You don’t need to be an expert rider

This is an important one. You can tackle any road, whatever your skill level. If it looks and feels tricky, just slow it right down and take your time. You’ll learn as you travel and your confidence will grow. You don’t need to be a motocross monster or an enduro pro. We’ve travelled with so many riders who were new to riding altogether, bought a bike and just had a go, including one guy riding a Royal Enfield over the legendary and tough Wakhan Corridor in Tajikistan with next to no biking experience.


Who said you have to go it alone? Travelling with mates is brilliant!

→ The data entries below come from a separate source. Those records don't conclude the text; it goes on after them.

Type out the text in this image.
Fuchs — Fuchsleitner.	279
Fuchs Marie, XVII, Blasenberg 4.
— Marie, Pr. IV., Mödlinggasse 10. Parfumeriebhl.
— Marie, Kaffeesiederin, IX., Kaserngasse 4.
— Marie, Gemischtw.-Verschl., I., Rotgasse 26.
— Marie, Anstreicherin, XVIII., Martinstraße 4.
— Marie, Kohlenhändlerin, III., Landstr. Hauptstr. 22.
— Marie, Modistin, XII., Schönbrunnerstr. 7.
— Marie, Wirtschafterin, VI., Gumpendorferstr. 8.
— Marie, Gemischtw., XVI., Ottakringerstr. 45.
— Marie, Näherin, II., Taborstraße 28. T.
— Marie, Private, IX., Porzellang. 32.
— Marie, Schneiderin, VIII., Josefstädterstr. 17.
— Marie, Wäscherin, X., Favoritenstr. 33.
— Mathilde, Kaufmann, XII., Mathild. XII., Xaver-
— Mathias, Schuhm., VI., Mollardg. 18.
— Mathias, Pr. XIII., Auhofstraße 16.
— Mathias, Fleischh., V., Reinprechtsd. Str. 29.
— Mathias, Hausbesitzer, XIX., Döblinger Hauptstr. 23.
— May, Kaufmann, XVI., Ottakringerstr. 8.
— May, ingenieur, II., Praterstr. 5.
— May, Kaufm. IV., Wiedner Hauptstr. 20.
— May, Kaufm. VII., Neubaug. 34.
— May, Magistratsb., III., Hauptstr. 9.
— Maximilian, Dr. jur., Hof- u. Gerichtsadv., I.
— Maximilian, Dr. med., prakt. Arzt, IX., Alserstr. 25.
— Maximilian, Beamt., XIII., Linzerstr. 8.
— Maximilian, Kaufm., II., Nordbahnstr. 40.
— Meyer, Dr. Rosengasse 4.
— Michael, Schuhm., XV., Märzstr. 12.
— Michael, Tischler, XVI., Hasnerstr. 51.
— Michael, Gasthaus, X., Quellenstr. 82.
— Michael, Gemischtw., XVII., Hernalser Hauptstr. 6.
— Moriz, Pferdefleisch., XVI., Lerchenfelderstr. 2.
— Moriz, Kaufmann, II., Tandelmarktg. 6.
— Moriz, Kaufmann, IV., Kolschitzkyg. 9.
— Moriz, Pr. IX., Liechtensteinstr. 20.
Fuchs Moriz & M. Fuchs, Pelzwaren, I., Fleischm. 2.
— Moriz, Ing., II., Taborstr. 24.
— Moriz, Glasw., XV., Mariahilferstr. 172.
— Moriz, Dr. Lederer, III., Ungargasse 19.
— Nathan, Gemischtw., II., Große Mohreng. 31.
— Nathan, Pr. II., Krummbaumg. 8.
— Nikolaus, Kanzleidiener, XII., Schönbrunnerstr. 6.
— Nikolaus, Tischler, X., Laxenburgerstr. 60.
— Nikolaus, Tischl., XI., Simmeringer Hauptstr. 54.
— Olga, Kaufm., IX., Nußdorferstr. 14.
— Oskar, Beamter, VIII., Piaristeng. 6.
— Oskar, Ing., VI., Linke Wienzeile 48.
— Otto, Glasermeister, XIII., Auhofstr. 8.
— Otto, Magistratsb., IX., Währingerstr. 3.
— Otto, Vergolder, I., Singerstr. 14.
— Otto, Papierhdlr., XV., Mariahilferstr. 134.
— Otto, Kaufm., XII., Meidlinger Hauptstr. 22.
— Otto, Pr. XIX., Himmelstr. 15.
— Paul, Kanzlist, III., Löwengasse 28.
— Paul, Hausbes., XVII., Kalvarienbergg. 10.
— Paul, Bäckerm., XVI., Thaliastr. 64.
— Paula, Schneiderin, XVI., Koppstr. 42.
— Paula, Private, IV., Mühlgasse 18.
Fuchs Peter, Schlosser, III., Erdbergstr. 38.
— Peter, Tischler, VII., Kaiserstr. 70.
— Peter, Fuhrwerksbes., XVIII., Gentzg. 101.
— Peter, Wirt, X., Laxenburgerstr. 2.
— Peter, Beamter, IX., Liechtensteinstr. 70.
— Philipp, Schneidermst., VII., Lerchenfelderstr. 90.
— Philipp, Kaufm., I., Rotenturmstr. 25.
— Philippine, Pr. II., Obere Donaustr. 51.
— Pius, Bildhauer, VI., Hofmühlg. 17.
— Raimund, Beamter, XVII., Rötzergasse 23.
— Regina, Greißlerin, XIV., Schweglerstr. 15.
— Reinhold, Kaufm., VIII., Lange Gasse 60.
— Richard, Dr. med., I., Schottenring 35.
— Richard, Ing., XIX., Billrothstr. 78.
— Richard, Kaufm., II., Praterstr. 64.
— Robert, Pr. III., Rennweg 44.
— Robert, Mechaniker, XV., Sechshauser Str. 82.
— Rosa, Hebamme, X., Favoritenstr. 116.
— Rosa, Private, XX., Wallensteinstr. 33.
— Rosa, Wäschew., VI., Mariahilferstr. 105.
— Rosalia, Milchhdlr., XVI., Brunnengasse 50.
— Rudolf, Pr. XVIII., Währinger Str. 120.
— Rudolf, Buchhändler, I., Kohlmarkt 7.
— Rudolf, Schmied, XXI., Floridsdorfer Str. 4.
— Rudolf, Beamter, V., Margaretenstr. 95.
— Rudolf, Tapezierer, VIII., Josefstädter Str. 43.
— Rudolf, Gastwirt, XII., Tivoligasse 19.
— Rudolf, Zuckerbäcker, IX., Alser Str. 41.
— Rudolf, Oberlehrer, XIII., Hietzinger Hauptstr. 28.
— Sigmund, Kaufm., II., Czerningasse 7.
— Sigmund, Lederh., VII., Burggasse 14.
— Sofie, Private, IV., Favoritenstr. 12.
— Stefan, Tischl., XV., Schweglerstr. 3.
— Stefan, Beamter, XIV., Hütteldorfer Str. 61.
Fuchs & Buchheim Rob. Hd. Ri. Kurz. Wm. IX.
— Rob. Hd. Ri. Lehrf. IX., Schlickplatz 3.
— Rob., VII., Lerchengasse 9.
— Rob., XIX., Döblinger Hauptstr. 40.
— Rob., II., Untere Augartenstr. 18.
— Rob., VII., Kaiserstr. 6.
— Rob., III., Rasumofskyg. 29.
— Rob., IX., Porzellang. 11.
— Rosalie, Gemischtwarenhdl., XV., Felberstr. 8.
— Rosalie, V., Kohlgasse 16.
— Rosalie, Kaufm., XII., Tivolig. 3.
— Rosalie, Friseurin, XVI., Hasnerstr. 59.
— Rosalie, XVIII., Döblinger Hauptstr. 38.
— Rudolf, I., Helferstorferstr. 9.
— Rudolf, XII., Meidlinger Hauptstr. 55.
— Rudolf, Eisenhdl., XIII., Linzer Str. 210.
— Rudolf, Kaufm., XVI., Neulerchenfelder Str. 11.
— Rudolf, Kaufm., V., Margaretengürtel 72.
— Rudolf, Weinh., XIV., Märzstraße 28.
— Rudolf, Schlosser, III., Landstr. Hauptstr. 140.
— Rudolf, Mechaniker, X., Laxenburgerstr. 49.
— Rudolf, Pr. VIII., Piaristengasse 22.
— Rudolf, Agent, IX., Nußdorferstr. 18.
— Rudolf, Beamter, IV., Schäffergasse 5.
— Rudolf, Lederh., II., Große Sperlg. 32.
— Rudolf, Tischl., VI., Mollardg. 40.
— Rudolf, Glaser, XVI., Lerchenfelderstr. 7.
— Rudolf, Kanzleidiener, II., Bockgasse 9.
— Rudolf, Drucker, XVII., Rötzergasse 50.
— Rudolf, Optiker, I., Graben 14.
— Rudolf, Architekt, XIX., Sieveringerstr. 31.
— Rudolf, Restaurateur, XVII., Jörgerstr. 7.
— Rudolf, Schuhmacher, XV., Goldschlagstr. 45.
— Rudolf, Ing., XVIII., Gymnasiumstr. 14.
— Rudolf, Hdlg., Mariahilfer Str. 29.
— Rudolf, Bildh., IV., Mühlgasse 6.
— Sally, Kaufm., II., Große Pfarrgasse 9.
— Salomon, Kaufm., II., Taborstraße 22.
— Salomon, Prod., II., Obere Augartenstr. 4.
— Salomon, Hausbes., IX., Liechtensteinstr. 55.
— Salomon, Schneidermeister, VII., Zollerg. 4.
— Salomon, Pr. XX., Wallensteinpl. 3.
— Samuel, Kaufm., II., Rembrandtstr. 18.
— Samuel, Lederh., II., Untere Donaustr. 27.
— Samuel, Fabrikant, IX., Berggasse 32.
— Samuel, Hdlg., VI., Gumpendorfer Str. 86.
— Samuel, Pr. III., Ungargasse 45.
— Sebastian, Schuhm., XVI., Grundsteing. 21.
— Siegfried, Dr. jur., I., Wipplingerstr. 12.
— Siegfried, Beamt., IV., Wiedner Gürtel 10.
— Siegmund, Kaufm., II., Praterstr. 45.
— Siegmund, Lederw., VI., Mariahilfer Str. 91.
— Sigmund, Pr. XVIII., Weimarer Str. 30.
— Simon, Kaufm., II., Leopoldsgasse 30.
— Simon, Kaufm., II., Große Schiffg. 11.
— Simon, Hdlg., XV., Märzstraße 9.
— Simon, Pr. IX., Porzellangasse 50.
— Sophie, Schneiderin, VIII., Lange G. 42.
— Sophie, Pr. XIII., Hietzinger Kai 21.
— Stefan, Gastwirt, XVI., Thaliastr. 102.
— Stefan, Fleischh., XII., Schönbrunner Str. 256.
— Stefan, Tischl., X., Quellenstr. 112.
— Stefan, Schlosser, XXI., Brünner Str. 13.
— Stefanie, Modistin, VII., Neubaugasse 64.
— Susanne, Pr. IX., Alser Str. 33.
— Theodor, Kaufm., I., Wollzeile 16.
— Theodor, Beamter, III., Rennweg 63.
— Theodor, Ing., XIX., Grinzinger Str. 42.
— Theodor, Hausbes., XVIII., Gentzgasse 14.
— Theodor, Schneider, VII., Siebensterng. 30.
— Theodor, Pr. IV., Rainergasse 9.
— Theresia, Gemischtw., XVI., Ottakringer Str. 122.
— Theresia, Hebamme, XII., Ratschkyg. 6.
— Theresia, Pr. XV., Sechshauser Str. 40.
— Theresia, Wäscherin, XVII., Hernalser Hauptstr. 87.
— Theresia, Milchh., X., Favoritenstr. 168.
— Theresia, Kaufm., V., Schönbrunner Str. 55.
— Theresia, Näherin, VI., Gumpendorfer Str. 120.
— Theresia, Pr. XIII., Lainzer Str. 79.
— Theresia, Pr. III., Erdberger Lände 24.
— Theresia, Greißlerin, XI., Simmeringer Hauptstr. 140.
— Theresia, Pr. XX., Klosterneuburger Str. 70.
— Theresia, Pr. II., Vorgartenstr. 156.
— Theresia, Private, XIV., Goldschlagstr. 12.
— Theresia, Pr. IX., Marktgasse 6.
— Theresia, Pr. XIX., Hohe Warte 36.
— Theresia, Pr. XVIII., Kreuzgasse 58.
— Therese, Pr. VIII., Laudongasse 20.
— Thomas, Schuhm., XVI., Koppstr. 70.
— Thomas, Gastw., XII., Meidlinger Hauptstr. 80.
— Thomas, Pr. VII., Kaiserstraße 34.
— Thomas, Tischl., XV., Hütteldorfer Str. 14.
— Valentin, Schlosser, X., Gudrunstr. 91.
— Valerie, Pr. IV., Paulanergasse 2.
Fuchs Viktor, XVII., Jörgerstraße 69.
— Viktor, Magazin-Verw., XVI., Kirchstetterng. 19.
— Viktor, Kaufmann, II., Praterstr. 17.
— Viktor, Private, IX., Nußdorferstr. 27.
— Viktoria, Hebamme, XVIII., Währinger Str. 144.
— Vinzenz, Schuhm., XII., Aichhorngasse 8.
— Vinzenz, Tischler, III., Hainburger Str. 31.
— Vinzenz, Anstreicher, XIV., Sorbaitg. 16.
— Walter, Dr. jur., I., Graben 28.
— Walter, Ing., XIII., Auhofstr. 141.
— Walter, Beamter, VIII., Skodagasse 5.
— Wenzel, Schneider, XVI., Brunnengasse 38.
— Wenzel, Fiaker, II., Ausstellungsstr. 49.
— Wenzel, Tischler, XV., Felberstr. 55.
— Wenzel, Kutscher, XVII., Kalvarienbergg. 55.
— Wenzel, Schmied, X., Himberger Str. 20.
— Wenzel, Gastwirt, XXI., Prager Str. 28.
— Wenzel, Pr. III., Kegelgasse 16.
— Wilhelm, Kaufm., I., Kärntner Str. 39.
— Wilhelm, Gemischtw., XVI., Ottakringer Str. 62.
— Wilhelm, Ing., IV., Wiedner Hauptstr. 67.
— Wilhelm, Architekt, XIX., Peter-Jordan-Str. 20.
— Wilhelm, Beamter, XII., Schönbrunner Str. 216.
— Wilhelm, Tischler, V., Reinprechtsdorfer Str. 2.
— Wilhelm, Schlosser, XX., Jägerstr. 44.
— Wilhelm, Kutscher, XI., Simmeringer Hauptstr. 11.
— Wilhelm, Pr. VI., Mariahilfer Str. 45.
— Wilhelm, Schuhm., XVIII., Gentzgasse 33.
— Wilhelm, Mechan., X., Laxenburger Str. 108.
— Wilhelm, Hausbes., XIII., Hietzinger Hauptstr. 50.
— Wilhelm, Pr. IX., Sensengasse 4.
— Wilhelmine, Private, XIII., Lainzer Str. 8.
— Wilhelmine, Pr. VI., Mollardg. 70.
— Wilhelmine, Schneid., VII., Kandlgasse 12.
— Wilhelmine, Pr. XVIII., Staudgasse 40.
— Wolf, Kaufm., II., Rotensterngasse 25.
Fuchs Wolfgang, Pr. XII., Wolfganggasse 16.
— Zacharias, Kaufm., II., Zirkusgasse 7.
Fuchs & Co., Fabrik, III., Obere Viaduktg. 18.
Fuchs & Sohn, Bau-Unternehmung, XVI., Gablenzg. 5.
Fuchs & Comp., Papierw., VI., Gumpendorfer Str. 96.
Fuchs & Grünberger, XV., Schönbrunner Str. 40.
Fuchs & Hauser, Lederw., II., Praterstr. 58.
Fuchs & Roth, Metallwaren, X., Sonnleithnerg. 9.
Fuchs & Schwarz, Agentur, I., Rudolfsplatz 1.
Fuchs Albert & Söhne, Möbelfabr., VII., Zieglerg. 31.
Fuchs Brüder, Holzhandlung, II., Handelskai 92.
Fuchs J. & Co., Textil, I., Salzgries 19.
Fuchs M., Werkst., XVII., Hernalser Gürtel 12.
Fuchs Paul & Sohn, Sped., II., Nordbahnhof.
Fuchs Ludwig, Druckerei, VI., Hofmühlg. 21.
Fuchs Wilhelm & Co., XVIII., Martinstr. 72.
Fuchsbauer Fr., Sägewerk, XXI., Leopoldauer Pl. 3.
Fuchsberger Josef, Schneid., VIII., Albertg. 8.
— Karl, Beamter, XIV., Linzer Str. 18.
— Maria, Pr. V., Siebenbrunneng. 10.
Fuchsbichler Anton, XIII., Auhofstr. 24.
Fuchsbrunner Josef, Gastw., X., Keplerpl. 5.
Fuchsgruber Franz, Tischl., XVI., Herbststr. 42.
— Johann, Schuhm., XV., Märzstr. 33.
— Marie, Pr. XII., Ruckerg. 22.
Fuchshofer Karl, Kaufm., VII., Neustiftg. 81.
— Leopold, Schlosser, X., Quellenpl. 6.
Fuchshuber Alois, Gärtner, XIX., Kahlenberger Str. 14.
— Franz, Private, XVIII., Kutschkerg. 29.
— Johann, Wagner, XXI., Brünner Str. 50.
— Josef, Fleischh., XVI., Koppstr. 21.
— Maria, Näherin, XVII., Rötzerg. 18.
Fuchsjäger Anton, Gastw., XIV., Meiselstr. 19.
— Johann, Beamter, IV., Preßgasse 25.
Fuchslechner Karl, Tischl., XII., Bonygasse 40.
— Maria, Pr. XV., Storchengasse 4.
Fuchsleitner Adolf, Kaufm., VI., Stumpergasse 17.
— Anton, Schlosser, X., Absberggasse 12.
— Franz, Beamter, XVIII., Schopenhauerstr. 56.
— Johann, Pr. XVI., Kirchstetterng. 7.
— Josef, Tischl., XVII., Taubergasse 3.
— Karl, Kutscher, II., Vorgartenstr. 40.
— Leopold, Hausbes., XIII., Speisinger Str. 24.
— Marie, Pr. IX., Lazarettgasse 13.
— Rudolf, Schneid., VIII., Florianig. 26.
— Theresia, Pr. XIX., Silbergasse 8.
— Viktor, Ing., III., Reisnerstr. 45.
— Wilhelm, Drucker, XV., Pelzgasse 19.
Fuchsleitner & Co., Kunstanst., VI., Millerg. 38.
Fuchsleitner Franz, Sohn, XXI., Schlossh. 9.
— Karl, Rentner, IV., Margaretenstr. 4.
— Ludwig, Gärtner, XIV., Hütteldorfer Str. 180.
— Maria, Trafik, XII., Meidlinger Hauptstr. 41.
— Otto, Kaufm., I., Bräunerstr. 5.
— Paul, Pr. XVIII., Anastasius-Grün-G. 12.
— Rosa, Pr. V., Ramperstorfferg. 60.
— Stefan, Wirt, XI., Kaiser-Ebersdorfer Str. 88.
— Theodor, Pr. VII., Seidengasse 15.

You don’t need to go it alone

Motorcycle travel looks like a solitary experience, away from everyone and everything. But it doesn’t have to be. Sure, there’s an abundance of alone time and soul searching if you want it. But around every corner there are either locals or fellow travellers. Some of our best friendships were made by meeting fellow bike travellers in bars, hostels or campsites and travelling with them for weeks and meeting up again elsewhere in the world. There are plenty of Facebook groups for overlanding motorcyclists, so you can meet up with people too. Look out for our Guide to travelling solo, with a pillion or a group, coming soon, for more info.

Overland adventure motorcycling isn’t as hard, tricky or scary as it’s sometimes made out to be. Anyone can do it, whatever your bike, budget and skill level. Don’t let anything put you off. Just grab your bike… and maybe a toothbrush, and get out there.